Moreover, in addition to the centripetal circulation of architectural forms from global to local, there is another equally important transformation of the local architectural landscape: the centrifugal circulation that unfolds from one village to another and between migrants from the same village. Without minimising the role of imitation in importing new models, what we see today in the villages of the northern Mandara Mountains is not a faithful reflection of what has been observed elsewhere. It is more of an incorporation of one internal experience to another both local and traditional experience (Ingold 2013). Indeed, what is imitated is no longer the house seen elsewhere, but rather that of the parent, neighbour, or other inhabitant of the village.
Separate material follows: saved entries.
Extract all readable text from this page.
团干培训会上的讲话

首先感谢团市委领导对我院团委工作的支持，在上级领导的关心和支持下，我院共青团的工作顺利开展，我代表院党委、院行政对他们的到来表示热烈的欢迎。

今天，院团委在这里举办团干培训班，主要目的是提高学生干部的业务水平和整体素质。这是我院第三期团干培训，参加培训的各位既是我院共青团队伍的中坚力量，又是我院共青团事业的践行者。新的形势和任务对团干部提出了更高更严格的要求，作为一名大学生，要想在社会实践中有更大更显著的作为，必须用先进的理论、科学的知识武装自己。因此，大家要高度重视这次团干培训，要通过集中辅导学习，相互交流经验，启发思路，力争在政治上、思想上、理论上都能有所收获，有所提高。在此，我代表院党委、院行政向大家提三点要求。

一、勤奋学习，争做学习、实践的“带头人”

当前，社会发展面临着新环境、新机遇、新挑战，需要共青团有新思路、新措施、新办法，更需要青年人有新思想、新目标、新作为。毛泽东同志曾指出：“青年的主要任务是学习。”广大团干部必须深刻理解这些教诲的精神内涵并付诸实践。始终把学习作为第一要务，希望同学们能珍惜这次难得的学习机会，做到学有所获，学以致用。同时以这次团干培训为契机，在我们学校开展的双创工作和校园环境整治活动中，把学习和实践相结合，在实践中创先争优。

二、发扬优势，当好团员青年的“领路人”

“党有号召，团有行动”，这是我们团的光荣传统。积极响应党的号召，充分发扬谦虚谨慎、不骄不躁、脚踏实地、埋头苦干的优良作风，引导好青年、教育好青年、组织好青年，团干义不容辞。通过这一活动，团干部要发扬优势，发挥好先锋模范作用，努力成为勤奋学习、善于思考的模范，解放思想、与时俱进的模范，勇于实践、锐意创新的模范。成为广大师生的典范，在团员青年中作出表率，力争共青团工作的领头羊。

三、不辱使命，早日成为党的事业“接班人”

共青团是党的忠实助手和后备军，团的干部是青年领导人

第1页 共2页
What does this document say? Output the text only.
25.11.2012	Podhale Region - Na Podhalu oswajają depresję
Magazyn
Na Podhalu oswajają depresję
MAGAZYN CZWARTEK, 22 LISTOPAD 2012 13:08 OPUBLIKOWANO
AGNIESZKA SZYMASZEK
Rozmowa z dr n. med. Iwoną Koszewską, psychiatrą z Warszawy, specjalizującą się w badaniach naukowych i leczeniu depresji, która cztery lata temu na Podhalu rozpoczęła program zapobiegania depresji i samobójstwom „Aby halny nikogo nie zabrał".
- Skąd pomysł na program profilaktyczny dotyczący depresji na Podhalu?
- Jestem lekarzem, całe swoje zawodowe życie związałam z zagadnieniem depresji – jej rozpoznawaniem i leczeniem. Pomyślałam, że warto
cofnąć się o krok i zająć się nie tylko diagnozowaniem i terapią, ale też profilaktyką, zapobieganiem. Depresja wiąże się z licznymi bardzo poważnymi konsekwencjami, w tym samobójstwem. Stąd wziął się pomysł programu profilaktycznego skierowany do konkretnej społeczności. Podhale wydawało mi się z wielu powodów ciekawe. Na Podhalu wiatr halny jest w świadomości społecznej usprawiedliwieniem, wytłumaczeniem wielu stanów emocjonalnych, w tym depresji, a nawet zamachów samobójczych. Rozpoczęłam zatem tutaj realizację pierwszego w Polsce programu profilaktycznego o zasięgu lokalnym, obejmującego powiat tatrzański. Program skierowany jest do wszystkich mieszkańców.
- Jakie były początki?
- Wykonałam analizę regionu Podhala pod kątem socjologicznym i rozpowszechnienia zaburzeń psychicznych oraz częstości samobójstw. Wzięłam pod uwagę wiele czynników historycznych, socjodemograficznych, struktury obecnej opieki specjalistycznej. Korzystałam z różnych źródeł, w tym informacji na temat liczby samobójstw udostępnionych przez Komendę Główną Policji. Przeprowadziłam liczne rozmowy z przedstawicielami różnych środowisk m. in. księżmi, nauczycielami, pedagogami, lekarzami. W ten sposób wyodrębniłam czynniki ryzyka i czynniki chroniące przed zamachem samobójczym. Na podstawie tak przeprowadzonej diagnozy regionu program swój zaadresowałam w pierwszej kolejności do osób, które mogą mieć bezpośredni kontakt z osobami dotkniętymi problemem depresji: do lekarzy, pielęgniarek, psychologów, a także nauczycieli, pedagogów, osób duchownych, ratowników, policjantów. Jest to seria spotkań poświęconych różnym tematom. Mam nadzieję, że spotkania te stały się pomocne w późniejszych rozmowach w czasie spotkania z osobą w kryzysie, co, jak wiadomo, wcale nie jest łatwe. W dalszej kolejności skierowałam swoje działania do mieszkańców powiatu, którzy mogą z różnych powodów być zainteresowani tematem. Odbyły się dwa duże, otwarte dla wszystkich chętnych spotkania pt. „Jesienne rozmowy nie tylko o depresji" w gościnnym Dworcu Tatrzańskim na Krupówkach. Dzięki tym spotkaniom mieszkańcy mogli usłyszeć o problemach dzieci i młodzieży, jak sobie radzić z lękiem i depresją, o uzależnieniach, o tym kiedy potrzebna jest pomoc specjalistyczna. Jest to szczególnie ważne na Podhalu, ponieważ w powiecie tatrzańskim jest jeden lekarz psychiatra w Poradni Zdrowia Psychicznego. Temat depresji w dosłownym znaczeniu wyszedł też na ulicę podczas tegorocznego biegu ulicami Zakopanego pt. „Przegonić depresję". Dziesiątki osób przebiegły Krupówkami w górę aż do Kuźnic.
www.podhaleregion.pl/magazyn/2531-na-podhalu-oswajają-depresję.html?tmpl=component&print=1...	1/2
Thus, despite the desire to import to the village the architectural model from elsewhere, the local in the geographical sense (village) and social (community, family) end up imposing their own requirements (Betea and Wild 2016; Moisa 2010). Finally, “travel,” “roots,” “mobility,” and “sedentariness” are no longer exclusive of one another (Clifford 1997: 3), but coexist in what the Montagnards call a “modern house.” Paraphrasing James Clifford (1997), we can conclude by emphasising that “routes” cannot overshadow “roots,” and that modernity is otherwise only a hybrid, incorrigibly plural as well as eternally unfinished (Comaroff and Comaroff 1993: 79).